Cependant Basil finit par saisir les phrases suivantes:

—Ça va trop mal! Les yengese (anglais) sont sur leurs gardes. Ils nous ont découverts.

—Alors nous ne pourrons attaquer cette nuit: c'est dommage; nous étions si bien préparés!

—Oh! non! il faut nous méfier: nous ne sommes pas en nombre suffisant pour attaquer des hommes sous les armes.

—Il n'a pas encore donné le signal: peut-être ne nous a-t-il pas encore aperçus.

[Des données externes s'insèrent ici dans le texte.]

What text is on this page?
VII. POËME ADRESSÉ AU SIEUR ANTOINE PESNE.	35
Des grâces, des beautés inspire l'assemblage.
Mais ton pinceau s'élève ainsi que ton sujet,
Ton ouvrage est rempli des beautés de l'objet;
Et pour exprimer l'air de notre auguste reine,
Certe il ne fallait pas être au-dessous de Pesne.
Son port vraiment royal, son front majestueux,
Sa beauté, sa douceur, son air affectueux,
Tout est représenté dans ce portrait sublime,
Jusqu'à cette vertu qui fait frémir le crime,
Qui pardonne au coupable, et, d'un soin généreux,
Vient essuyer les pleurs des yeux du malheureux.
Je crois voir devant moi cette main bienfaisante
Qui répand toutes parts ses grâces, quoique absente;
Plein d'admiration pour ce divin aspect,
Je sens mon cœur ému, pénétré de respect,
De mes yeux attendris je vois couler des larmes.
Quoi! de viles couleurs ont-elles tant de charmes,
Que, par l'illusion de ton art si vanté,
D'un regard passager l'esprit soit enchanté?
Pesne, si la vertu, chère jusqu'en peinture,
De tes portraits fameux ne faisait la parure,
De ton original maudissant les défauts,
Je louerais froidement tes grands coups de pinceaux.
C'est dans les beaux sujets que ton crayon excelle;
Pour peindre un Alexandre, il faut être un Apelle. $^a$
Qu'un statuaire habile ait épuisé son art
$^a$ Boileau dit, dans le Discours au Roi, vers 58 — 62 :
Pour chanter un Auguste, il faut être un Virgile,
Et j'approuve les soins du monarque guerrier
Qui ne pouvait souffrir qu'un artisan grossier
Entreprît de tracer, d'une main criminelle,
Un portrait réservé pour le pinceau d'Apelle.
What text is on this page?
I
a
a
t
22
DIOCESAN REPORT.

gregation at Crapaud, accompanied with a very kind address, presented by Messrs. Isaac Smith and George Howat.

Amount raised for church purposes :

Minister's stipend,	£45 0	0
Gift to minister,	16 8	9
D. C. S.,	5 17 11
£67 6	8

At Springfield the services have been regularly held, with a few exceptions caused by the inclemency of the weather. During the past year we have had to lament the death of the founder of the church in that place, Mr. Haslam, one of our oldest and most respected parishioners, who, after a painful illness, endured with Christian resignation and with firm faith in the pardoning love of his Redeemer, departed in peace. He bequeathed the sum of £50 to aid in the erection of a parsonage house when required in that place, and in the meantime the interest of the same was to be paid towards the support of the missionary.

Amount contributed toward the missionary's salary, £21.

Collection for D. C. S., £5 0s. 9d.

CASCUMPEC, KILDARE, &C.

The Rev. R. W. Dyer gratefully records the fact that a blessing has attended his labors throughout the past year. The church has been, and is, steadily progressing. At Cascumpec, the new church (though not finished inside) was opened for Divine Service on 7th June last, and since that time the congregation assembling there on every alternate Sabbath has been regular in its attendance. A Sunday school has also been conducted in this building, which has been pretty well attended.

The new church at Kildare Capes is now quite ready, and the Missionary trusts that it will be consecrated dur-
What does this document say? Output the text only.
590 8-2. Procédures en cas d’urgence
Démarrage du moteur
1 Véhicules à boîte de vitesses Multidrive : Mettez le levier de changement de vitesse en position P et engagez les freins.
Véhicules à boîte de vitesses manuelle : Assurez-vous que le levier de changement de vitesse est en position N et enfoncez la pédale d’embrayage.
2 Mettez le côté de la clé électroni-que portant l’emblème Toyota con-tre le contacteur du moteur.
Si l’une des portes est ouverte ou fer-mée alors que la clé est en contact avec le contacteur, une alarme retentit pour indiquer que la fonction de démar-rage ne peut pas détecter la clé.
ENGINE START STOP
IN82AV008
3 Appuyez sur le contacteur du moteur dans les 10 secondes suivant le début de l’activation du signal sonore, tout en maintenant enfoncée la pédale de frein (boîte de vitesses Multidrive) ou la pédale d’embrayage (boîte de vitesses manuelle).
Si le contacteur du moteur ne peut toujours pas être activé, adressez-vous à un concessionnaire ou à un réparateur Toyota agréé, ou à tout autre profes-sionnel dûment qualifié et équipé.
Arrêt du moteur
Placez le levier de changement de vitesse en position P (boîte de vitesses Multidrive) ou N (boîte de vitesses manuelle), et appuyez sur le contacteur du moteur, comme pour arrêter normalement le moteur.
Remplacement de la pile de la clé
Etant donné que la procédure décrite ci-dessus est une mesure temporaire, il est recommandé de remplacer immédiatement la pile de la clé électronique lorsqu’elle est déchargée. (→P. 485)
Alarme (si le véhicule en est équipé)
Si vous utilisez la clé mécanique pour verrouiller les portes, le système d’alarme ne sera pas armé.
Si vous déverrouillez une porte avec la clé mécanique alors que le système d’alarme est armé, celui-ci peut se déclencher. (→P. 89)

Basil caressa l'eau de son aviron, le plus doucement possible, afin de se rapprocher encore un peu, pour entendre le nom du traître, si on le prononçait. Mais son attente fut déçue: une voix s'écria rudement.

—Pierre! n'est-ce pas un bateau qui rôde là dans l'ombre?

—Peut-être: Holà! ho! ahoy!

D'un adroit et vigoureux coup d'aviron, Basil fit glisser son canot à plus de trente pieds.